Running with Foxes
Maya's new nickname stuck on the third day of sophomore year when she beat the chess club president in six moves. "You're sly, girl," Marcus had said, grinning. "Total fox."
By week two, half the school was calling her Fox. It wasn't the worst thing—better than "Red" like last year, or the stuttery introduction she'd given at assembly that the theater kids still reenacted in the cafeteria. Fox felt powerful. Fox felt like someone who didn't spend Thursday nights overanalyzing text messages from someone who probably didn't even know she existed.
Then came the padel unit in gym.
"Padel's like tennis but cooler," Coach Rivera announced, like that was somehow selling it. "And everyone's playing."
Maya had never held a racquet in her life. Her thing was chess club, debate team, sitting in the back row and hoping nobody noticed she existed. Now here she was, standing on a court in regulation PE shorts that were somehow both too tight and falling down, while everyone picked teams with the enthusiasm of people choosing sides for war.
Marcus waved her over. "Fox! You're with me and Sarah."
Sarah. Who'd moved here from Barcelona in January and already had more friends than Maya had made in two years. Sarah with the perfect hair and the laugh that made people stop talking in the hallway to listen. Sarah who'd smiled at Maya once in the hallway and Maya had thought about it for three days.
"You know how to play?" Sarah asked, handing Maya a racquet.
"Nope," Maya said. "But I learn fast."
Sarah's eyes crinkled. "Good. We're gonna need it."

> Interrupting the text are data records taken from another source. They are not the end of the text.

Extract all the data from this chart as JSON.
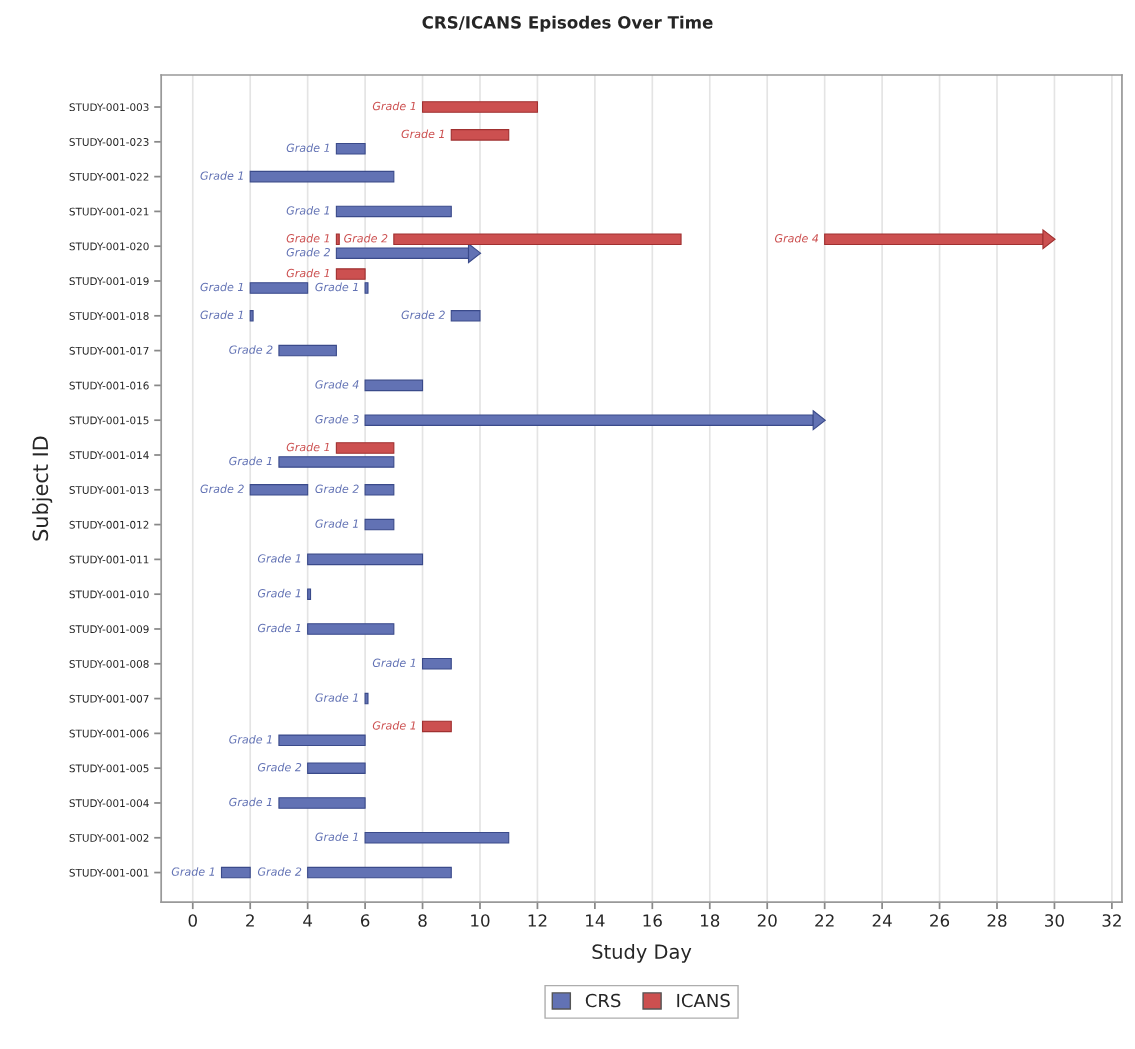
{
  "chart_data": {
    "type": "bar",
    "orientation": "horizontal",
    "title": "CRS/ICANS Episodes Over Time",
    "xlabel": "Study Day",
    "ylabel": "Subject ID",
    "categories": [
      "STUDY-001-003",
      "STUDY-001-023",
      "STUDY-001-022",
      "STUDY-001-021",
      "STUDY-001-020",
      "STUDY-001-019",
      "STUDY-001-018",
      "STUDY-001-017",
      "STUDY-001-016",
      "STUDY-001-015",
      "STUDY-001-014",
      "STUDY-001-013",
      "STUDY-001-012",
      "STUDY-001-011",
      "STUDY-001-010",
      "STUDY-001-009",
      "STUDY-001-008",
      "STUDY-001-007",
      "STUDY-001-006",
      "STUDY-001-005",
      "STUDY-001-004",
      "STUDY-001-002",
      "STUDY-001-001"
    ],
    "xlim": [
      -1.1,
      32.35
    ],
    "xticks": [
      0,
      2,
      4,
      6,
      8,
      10,
      12,
      14,
      16,
      18,
      20,
      22,
      24,
      26,
      28,
      30,
      32
    ],
    "grid": "x",
    "legend": "bottom",
    "series": [
      {
        "name": "CRS",
        "color": "#6272b4",
        "base": [
          null,
          5,
          2,
          5,
          null,
          2,
          2,
          3,
          6,
          null,
          3,
          2,
          6,
          4,
          4,
          4,
          8,
          6,
          3,
          4,
          3,
          6,
          1
        ],
        "values": [
          null,
          1,
          5,
          4,
          null,
          2,
          0.1,
          2,
          2,
          null,
          4,
          2,
          1,
          4,
          0.1,
          3,
          1,
          0.1,
          3,
          2,
          3,
          5,
          1
        ],
        "value_labels": [
          null,
          "Grade 1",
          "Grade 1",
          "Grade 1",
          null,
          "Grade 1",
          "Grade 1",
          "Grade 2",
          "Grade 4",
          null,
          "Grade 1",
          "Grade 2",
          "Grade 1",
          "Grade 1",
          "Grade 1",
          "Grade 1",
          "Grade 1",
          "Grade 1",
          "Grade 1",
          "Grade 2",
          "Grade 1",
          "Grade 1",
          "Grade 1"
        ]
      },
      {
        "color": "#6272b4",
        "base": [
          null,
          null,
          null,
          null,
          null,
          6,
          9,
          null,
          null,
          null,
          null,
          6,
          null,
          null,
          null,
          null,
          null,
          null,
          null,
          null,
          null,
          null,
          4
        ],
        "values": [
          null,
          null,
          null,
          null,
          null,
          0.1,
          1,
          null,
          null,
          null,
          null,
          1,
          null,
          null,
          null,
          null,
          null,
          null,
          null,
          null,
          null,
          null,
          5
        ],
        "value_labels": [
          null,
          null,
          null,
          null,
          null,
          "Grade 1",
          "Grade 2",
          null,
          null,
          null,
          null,
          "Grade 2",
          null,
          null,
          null,
          null,
          null,
          null,
          null,
          null,
          null,
          null,
          "Grade 2"
        ]
      },
      {
        "color": "#6272b4",
        "marker": "triangle",
        "base": [
          null,
          null,
          null,
          null,
          5,
          null,
          null,
          null,
          null,
          6,
          null,
          null,
          null,
          null,
          null,
          null,
          null,
          null,
          null,
          null,
          null,
          null,
          null
        ],
        "values": [
          null,
          null,
          null,
          null,
          4.6,
          null,
          null,
          null,
          null,
          15.6,
          null,
          null,
          null,
          null,
          null,
          null,
          null,
          null,
          null,
          null,
          null,
          null,
          null
        ],
        "value_labels": [
          null,
          null,
          null,
          null,
          "Grade 2",
          null,
          null,
          null,
          null,
          "Grade 3",
          null,
          null,
          null,
          null,
          null,
          null,
          null,
          null,
          null,
          null,
          null,
          null,
          null
        ]
      },
      {
        "name": "ICANS",
        "color": "#cc5050",
        "base": [
          8,
          9,
          null,
          null,
          5,
          5,
          null,
          null,
          null,
          null,
          5,
          null,
          null,
          null,
          null,
          null,
          null,
          null,
          8,
          null,
          null,
          null,
          null
        ],
        "values": [
          4,
          2,
          null,
          null,
          0.1,
          1,
          null,
          null,
          null,
          null,
          2,
          null,
          null,
          null,
          null,
          null,
          null,
          null,
          1,
          null,
          null,
          null,
          null
        ],
        "value_labels": [
          "Grade 1",
          "Grade 1",
          null,
          null,
          "Grade 1",
          "Grade 1",
          null,
          null,
          null,
          null,
          "Grade 1",
          null,
          null,
          null,
          null,
          null,
          null,
          null,
          "Grade 1",
          null,
          null,
          null,
          null
        ]
      },
      {
        "color": "#cc5050",
        "base": [
          null,
          null,
          null,
          null,
          7,
          null,
          null,
          null,
          null,
          null,
          null,
          null,
          null,
          null,
          null,
          null,
          null,
          null,
          null,
          null,
          null,
          null,
          null
        ],
        "values": [
          null,
          null,
          null,
          null,
          10,
          null,
          null,
          null,
          null,
          null,
          null,
          null,
          null,
          null,
          null,
          null,
          null,
          null,
          null,
          null,
          null,
          null,
          null
        ],
        "value_labels": [
          null,
          null,
          null,
          null,
          "Grade 2",
          null,
          null,
          null,
          null,
          null,
          null,
          null,
          null,
          null,
          null,
          null,
          null,
          null,
          null,
          null,
          null,
          null,
          null
        ]
      },
      {
        "color": "#cc5050",
        "marker": "triangle",
        "base": [
          null,
          null,
          null,
          null,
          22,
          null,
          null,
          null,
          null,
          null,
          null,
          null,
          null,
          null,
          null,
          null,
          null,
          null,
          null,
          null,
          null,
          null,
          null
        ],
        "values": [
          null,
          null,
          null,
          null,
          7.6,
          null,
          null,
          null,
          null,
          null,
          null,
          null,
          null,
          null,
          null,
          null,
          null,
          null,
          null,
          null,
          null,
          null,
          null
        ],
        "value_labels": [
          null,
          null,
          null,
          null,
          "Grade 4",
          null,
          null,
          null,
          null,
          null,
          null,
          null,
          null,
          null,
          null,
          null,
          null,
          null,
          null,
          null,
          null,
          null,
          null
        ]
      }
    ]
  }
}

They played. Maya missed. A lot. But Sarah didn't get annoyed, didn't roll her eyes like the popular girls did when someone messed up in class. She just kept grinning, calling out encouragement, backing up Maya's failed returns with effortless saves. Marcus was solid too, steady in the way that made everything feel less terrifying than it was.

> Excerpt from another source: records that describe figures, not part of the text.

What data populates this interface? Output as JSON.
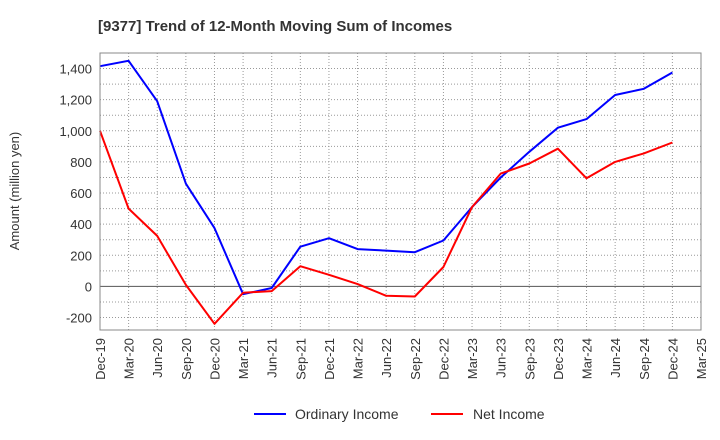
{
  "chart_data": {
    "type": "line",
    "title": "[9377]  Trend of 12-Month Moving Sum of Incomes",
    "xlabel": "",
    "ylabel": "Amount (million yen)",
    "ylim": [
      -280,
      1500
    ],
    "yticks": [
      -200,
      0,
      200,
      400,
      600,
      800,
      1000,
      1200,
      1400
    ],
    "ytick_labels": [
      "-200",
      "0",
      "200",
      "400",
      "600",
      "800",
      "1,000",
      "1,200",
      "1,400"
    ],
    "categories": [
      "Dec-19",
      "Mar-20",
      "Jun-20",
      "Sep-20",
      "Dec-20",
      "Mar-21",
      "Jun-21",
      "Sep-21",
      "Dec-21",
      "Mar-22",
      "Jun-22",
      "Sep-22",
      "Dec-22",
      "Mar-23",
      "Jun-23",
      "Sep-23",
      "Dec-23",
      "Mar-24",
      "Jun-24",
      "Sep-24",
      "Dec-24",
      "Mar-25"
    ],
    "grid": true,
    "legend_position": "bottom",
    "series": [
      {
        "name": "Ordinary Income",
        "color": "#0000ff",
        "values": [
          1415,
          1450,
          1190,
          660,
          375,
          -50,
          -10,
          255,
          310,
          240,
          230,
          220,
          295,
          510,
          700,
          865,
          1020,
          1075,
          1230,
          1270,
          1375,
          null
        ]
      },
      {
        "name": "Net Income",
        "color": "#ff0000",
        "values": [
          1000,
          500,
          325,
          10,
          -240,
          -40,
          -30,
          130,
          75,
          15,
          -60,
          -65,
          125,
          510,
          725,
          790,
          885,
          695,
          800,
          855,
          925,
          null
        ]
      }
    ]
  }
}
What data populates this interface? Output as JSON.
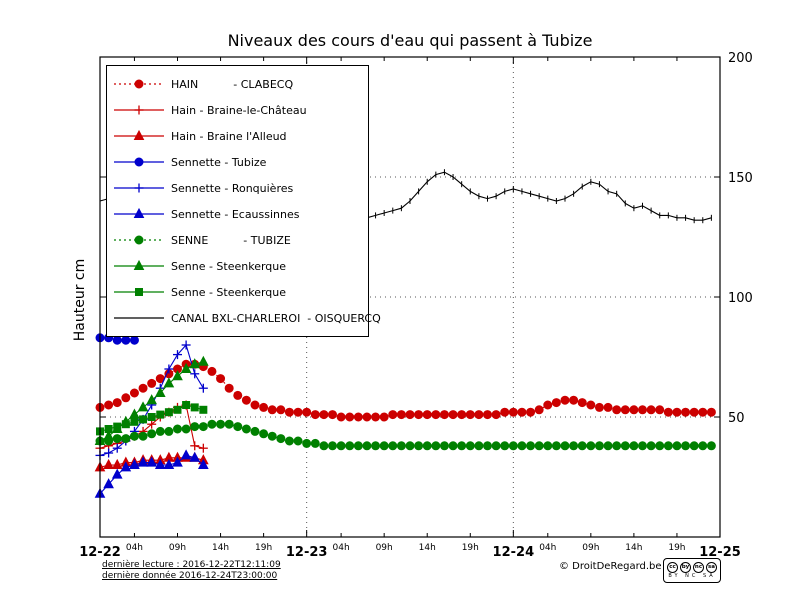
{
  "footer": {
    "last_read": "dernière lecture : 2016-12-22T12:11:09",
    "last_data": "dernière donnée  2016-12-24T23:00:00",
    "copyright": "© DroitDeRegard.be",
    "license_icons": [
      "cc",
      "by",
      "nc",
      "sa"
    ],
    "license_text": "BY NC SA"
  },
  "chart_data": {
    "type": "line",
    "title": "Niveaux des cours d'eau qui passent à Tubize",
    "ylabel": "Hauteur cm",
    "x_unit": "hours from 2016-12-22 00:00",
    "xlim": [
      0,
      72
    ],
    "ylim": [
      0,
      200
    ],
    "yticks": [
      {
        "v": 50,
        "label": "50"
      },
      {
        "v": 100,
        "label": "100"
      },
      {
        "v": 150,
        "label": "150"
      },
      {
        "v": 200,
        "label": "200"
      }
    ],
    "xticks_major": [
      {
        "h": 0,
        "label": "12-22"
      },
      {
        "h": 24,
        "label": "12-23"
      },
      {
        "h": 48,
        "label": "12-24"
      },
      {
        "h": 72,
        "label": "12-25"
      }
    ],
    "xticks_minor": [
      {
        "h": 4,
        "label": "04h"
      },
      {
        "h": 9,
        "label": "09h"
      },
      {
        "h": 14,
        "label": "14h"
      },
      {
        "h": 19,
        "label": "19h"
      },
      {
        "h": 28,
        "label": "04h"
      },
      {
        "h": 33,
        "label": "09h"
      },
      {
        "h": 38,
        "label": "14h"
      },
      {
        "h": 43,
        "label": "19h"
      },
      {
        "h": 52,
        "label": "04h"
      },
      {
        "h": 57,
        "label": "09h"
      },
      {
        "h": 62,
        "label": "14h"
      },
      {
        "h": 67,
        "label": "19h"
      }
    ],
    "grid": {
      "h_dotted": [
        50,
        100,
        150
      ],
      "v_dotted": [
        24,
        48
      ]
    },
    "legend_position": "upper left",
    "series": [
      {
        "name": "HAIN          - CLABECQ",
        "color": "#cc0000",
        "marker": "circle",
        "line": "dotted",
        "x0": 0,
        "values": [
          54,
          55,
          56,
          58,
          60,
          62,
          64,
          66,
          68,
          70,
          72,
          72,
          71,
          69,
          66,
          62,
          59,
          57,
          55,
          54,
          53,
          53,
          52,
          52,
          52,
          51,
          51,
          51,
          50,
          50,
          50,
          50,
          50,
          50,
          51,
          51,
          51,
          51,
          51,
          51,
          51,
          51,
          51,
          51,
          51,
          51,
          51,
          52,
          52,
          52,
          52,
          53,
          55,
          56,
          57,
          57,
          56,
          55,
          54,
          54,
          53,
          53,
          53,
          53,
          53,
          53,
          52,
          52,
          52,
          52,
          52,
          52
        ]
      },
      {
        "name": "Hain - Braine-le-Château",
        "color": "#cc0000",
        "marker": "plus",
        "line": "solid",
        "x0": 0,
        "values": [
          37,
          38,
          39,
          40,
          42,
          44,
          47,
          50,
          52,
          54,
          55,
          38,
          37
        ]
      },
      {
        "name": "Hain - Braine l'Alleud",
        "color": "#cc0000",
        "marker": "triangle",
        "line": "solid",
        "x0": 0,
        "values": [
          29,
          30,
          30,
          31,
          31,
          32,
          32,
          32,
          33,
          33,
          33,
          33,
          32
        ]
      },
      {
        "name": "Sennette - Tubize",
        "color": "#0000cc",
        "marker": "circle",
        "line": "solid",
        "x0": 0,
        "values": [
          83,
          83,
          82,
          82,
          82
        ]
      },
      {
        "name": "Sennette - Ronquières",
        "color": "#0000cc",
        "marker": "plus",
        "line": "solid",
        "x0": 0,
        "values": [
          34,
          35,
          37,
          40,
          44,
          49,
          55,
          62,
          70,
          76,
          80,
          68,
          62
        ]
      },
      {
        "name": "Sennette - Ecaussinnes",
        "color": "#0000cc",
        "marker": "triangle",
        "line": "solid",
        "x0": 0,
        "values": [
          18,
          22,
          26,
          29,
          30,
          31,
          31,
          30,
          30,
          31,
          34,
          33,
          30
        ]
      },
      {
        "name": "SENNE          - TUBIZE",
        "color": "#008000",
        "marker": "circle",
        "line": "dotted",
        "x0": 0,
        "values": [
          40,
          40,
          41,
          41,
          42,
          42,
          43,
          44,
          44,
          45,
          45,
          46,
          46,
          47,
          47,
          47,
          46,
          45,
          44,
          43,
          42,
          41,
          40,
          40,
          39,
          39,
          38,
          38,
          38,
          38,
          38,
          38,
          38,
          38,
          38,
          38,
          38,
          38,
          38,
          38,
          38,
          38,
          38,
          38,
          38,
          38,
          38,
          38,
          38,
          38,
          38,
          38,
          38,
          38,
          38,
          38,
          38,
          38,
          38,
          38,
          38,
          38,
          38,
          38,
          38,
          38,
          38,
          38,
          38,
          38,
          38,
          38
        ]
      },
      {
        "name": "Senne - Steenkerque",
        "color": "#008000",
        "marker": "triangle",
        "line": "solid",
        "x0": 0,
        "values": [
          40,
          42,
          45,
          48,
          51,
          54,
          57,
          60,
          64,
          67,
          70,
          72,
          73
        ]
      },
      {
        "name": "Senne - Steenkerque",
        "color": "#008000",
        "marker": "square",
        "line": "solid",
        "x0": 0,
        "values": [
          44,
          45,
          46,
          47,
          48,
          49,
          50,
          51,
          52,
          53,
          55,
          54,
          53
        ]
      },
      {
        "name": "CANAL BXL-CHARLEROI  - OISQUERCQ",
        "color": "#000000",
        "marker": "vtick",
        "line": "solid",
        "x0": 0,
        "values": [
          140,
          141,
          142,
          143,
          143,
          144,
          144,
          143,
          143,
          142,
          142,
          141,
          141,
          140,
          140,
          139,
          139,
          138,
          138,
          137,
          137,
          136,
          136,
          135,
          135,
          135,
          134,
          134,
          134,
          133,
          133,
          133,
          134,
          135,
          136,
          137,
          140,
          144,
          148,
          151,
          152,
          150,
          147,
          144,
          142,
          141,
          142,
          144,
          145,
          144,
          143,
          142,
          141,
          140,
          141,
          143,
          146,
          148,
          147,
          144,
          143,
          139,
          137,
          138,
          136,
          134,
          134,
          133,
          133,
          132,
          132,
          133
        ]
      }
    ]
  }
}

By the end of class, Maya was sweating through her shirt, her arm already aching, and she'd laughed more than she had all semester.
"Same team tomorrow?" Sarah asked as the bell rang.
"Yeah," Maya said. "Definitely."
Then Sarah did something unexpected—she bumped Maya's shoulder with hers, casual and warm, like they were already friends who did this all the time. "See you, Fox."
Maya walked to her next class running scenarios in her head: What if she talked to Sarah tomorrow? What if they became friends? What if this was something real? Her heart was beating fast, not from the exercise, but from possibility.
A real fox darted across the parking lot as she stepped outside—ginger fur, bright eyes, gone in a blink. A sign, maybe. Or just a fox being a fox, running through the world on its own terms.
Maya smiled. Either way, she was done running from things. Tomorrow, she'd show up to that court, and she'd play, and maybe—just maybe—she'd finally figure out who she was becoming.